Finger Lake Times, by Dan Hennessy
“You are the salt of the earth, but if salt has lost its taste, how shall its saltiness be restored? It is no longer good for anything except to be thrown out and trampled under people’s feet.”
— Matthew 5:13
As far as human beings go, we’re not so very much unlike those who came before us and are probably not much unlike those who will come after us. But, the fact that large-scale crimes against humanity are ignored, even when public news of such horrors abounds, remains a stain on the soul of the species, especially in the aftermath of the Holocaust, the Armenian Genocide, Rwanda, etc., etc.
It is the week following the Christian celebration of the resurrection of Jesus of Nazareth, and the world has so far, tragically … inexcusably … unthinkably … done to Christians what it did to the Jewish people last century: ignored them as they were slaughtered … men, women, children, grandparents, grandchildren … in mass numbers over an inexcusably long period of time.
You would think we’d have learned our lesson. But, according to Raymond Ibrahim, writing for the Gatestone Institute on March 17, the Obama Administration’s original rejection of the term “genocide” was changed to include Christians only after the House of Representatives voted 393 to 0 on a resolution that does describe Christians as victims of genocide. And yet, still there is no initiative to “fast track” Christians for immigration as they are publicly targeted for destruction. Despite the fact that, according to the Congressional Record, there is precedent to authorize “fast-tracking” due to religious persecution: in 1989 … 2004 …. 2007 … Senators Lautenberg, Specter and Kennedy, respectively, passed bills that granted priority status to specified religious minority members. [114th Congress, 2nd Session, March 17, 2016]
But do we really need any legal precedent to do what’s obviously so morally right? Do we need legal precedent to instigate a rescue action of such great human consequence? In Syria, Christians, who totaled 1.25 million in 2011, are now down to about 500,000. [“Persecuted and Forgotten?”Aid to the Church in Need, Executive Summary] According to Thomas D. Williams, Ph.D, the Christian population in Iraq has been decimated in a little over a decade, dropping from 1.4 million in 2003 to just 275,000 today.
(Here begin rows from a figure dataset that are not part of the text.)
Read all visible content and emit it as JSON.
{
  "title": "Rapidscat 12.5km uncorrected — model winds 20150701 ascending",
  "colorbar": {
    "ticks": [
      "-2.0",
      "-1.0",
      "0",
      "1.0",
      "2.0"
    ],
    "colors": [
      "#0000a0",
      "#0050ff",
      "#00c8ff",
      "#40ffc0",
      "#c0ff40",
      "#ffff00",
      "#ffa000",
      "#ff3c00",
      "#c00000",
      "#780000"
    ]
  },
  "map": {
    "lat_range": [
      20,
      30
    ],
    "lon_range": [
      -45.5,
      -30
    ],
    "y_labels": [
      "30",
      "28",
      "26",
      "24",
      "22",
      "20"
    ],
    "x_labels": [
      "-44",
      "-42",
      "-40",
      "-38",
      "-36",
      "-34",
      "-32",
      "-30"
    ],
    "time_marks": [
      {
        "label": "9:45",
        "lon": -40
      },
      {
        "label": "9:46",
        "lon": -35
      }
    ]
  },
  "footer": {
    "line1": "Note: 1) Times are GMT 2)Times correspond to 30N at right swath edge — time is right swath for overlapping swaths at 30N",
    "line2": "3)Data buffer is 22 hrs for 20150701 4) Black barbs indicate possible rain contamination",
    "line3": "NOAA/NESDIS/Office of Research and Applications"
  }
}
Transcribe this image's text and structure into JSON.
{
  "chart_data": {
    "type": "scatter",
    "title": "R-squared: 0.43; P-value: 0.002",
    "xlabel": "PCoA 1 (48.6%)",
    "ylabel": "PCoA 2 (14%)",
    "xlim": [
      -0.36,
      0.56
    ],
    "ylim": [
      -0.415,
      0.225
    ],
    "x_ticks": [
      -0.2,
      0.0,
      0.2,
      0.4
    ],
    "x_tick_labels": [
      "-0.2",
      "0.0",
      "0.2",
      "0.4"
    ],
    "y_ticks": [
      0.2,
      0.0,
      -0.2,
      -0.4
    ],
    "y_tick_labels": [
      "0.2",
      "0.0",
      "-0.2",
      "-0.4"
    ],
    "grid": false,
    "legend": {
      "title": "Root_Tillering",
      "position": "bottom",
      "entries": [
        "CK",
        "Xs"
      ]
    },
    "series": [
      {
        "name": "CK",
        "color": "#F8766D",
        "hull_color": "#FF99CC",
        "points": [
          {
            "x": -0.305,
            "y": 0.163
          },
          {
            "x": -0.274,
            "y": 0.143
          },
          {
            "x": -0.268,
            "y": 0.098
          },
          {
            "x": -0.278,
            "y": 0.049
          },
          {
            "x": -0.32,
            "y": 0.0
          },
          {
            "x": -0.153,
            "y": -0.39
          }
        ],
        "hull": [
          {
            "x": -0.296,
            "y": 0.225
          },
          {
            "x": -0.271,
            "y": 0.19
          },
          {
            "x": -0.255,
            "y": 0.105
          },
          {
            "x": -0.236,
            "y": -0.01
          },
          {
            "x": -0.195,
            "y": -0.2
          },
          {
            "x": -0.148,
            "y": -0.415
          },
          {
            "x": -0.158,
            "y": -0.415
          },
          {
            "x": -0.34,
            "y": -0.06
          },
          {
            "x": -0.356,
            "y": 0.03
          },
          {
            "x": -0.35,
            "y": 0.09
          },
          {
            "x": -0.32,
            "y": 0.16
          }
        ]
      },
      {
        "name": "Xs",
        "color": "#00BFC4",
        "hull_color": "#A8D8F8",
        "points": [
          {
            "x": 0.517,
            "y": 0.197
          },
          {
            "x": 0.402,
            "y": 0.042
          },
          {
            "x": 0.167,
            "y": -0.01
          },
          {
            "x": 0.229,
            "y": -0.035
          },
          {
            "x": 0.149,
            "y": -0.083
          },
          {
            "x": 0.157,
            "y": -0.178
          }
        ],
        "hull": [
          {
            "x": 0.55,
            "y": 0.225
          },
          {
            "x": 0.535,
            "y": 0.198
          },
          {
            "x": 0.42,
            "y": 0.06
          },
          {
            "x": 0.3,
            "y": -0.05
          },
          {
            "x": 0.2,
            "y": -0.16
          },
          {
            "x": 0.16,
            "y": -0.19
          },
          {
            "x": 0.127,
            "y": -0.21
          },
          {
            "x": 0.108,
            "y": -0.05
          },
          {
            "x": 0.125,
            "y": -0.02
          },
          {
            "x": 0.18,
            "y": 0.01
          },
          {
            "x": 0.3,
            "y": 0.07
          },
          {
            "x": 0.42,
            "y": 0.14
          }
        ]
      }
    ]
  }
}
The Chaldean Archbishop of Erbil, Bashar Warda, has testified that for many long centuries the Christians of Iraq have experienced hardships and persecutions “but what we have now experienced are the worst acts of genocide in our homeland. We are facing the extinction of Christianity as a religion in Iraq.”
But this is not really about numbers, is it? This is about the heart and its intersection with memory. Is there a Christian mandate for fast-tracking Christians for immigration to safety in the United States? How about this: “Rescue those being led away to death; hold back those staggering toward slaughter. If you say, ‘But we knew nothing about this,’ does not he who weighs the heart perceive it? Does not he who guards your life know it? Will he not repay everyone according to what they have done?” [Proverbs 24:11-21]
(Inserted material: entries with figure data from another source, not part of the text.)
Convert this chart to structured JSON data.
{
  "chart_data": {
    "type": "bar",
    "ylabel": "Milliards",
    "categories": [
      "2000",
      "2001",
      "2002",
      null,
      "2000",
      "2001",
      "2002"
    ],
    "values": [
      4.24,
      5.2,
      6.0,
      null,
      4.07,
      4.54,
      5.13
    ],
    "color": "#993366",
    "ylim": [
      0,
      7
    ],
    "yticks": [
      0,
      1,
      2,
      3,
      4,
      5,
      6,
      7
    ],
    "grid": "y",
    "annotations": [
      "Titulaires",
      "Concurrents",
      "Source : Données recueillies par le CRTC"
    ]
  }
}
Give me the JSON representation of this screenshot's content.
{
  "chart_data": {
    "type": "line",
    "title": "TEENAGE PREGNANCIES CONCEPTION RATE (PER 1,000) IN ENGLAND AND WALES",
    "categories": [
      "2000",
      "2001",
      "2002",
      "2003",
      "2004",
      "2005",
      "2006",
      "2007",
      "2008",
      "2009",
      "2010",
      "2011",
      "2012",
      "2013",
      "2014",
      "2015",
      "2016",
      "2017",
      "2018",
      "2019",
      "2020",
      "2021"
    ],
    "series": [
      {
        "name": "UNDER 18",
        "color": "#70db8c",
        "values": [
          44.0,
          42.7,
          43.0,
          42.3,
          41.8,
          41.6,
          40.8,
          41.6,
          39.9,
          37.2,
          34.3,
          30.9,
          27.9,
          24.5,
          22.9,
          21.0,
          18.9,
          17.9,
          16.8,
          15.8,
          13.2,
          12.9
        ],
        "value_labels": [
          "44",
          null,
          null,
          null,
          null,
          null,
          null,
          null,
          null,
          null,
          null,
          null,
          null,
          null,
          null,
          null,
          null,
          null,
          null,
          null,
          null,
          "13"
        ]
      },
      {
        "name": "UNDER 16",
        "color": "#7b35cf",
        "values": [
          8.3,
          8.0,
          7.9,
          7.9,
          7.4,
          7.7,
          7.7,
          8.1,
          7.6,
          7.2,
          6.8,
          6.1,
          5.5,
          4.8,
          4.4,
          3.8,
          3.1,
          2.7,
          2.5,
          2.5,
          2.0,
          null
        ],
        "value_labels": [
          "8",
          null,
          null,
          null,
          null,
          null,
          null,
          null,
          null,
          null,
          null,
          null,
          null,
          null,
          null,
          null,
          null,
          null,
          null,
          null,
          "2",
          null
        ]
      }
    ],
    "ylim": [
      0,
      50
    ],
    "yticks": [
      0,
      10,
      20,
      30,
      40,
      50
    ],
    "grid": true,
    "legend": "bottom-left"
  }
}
It is the church that ought to be leading the effort to rescue Christians abroad, in keeping with the Torah and with Jesus’ teaching. The church did not “love its neighbor” during the Holocaust. Nor did it behave as the “good Samaritan” to the Jewish population of Europe and others as all were led to slaughter. Its silence was deafening. It is deafening still.
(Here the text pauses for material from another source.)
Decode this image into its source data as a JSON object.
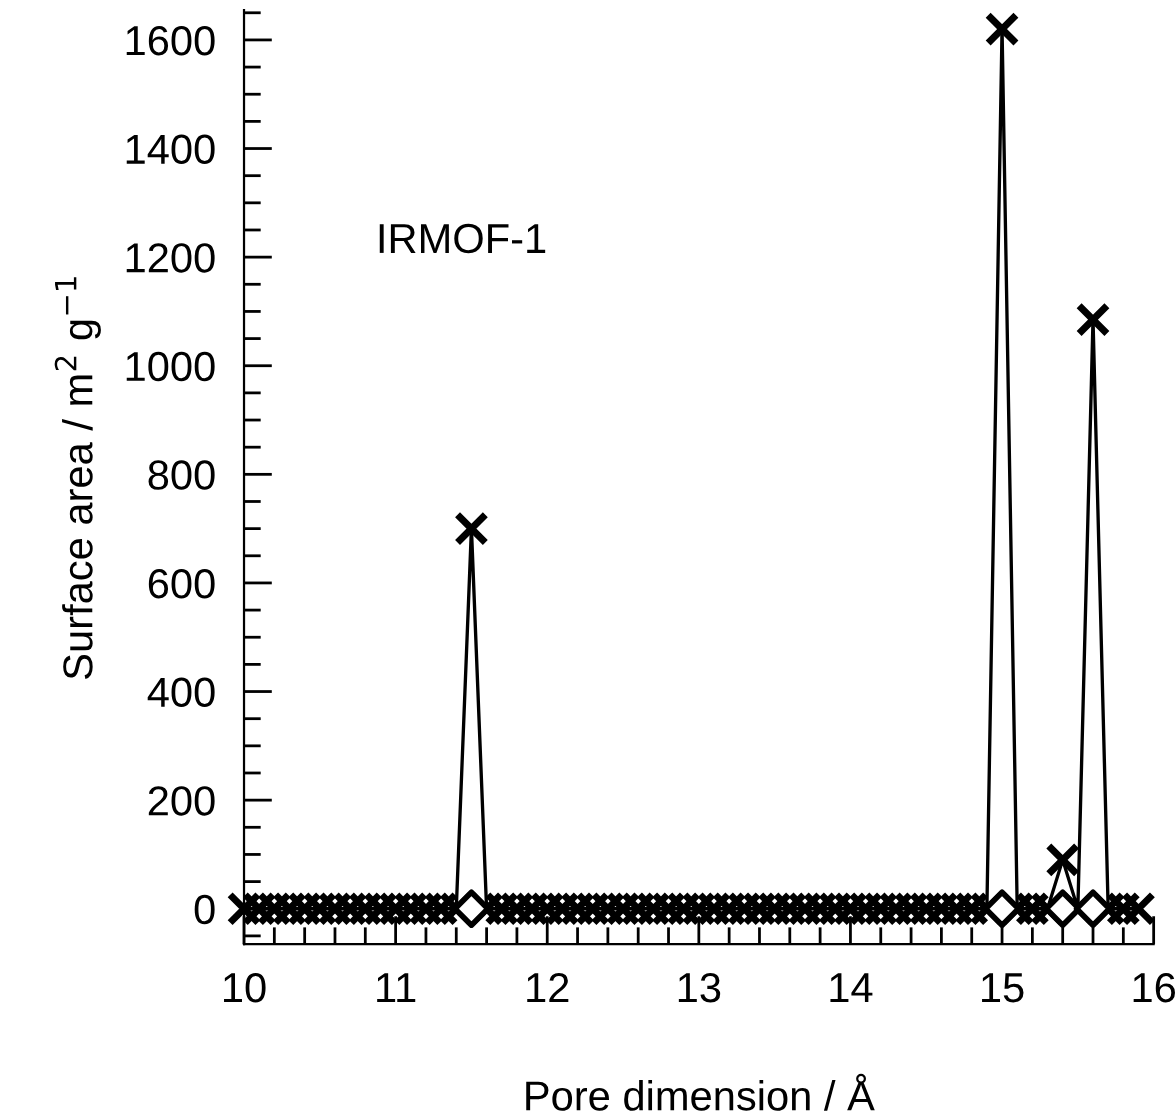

Holocaust survivor, professor and Nobel Prize laureate Elie Wiesel says that “indifference” is “the epitome of evil,” going so far as to specify that “the opposite of love is not hate, it’s indifference.” [US News & World Report, October 86]
Jesus said to his disciples, “Greater love has no one than this, that someone lay down his life for his friends.” It’s hard to read any “indifference” into that statement. And yet, one is want to say, as concerns Christian leadership at this time in history: Is anyone listening?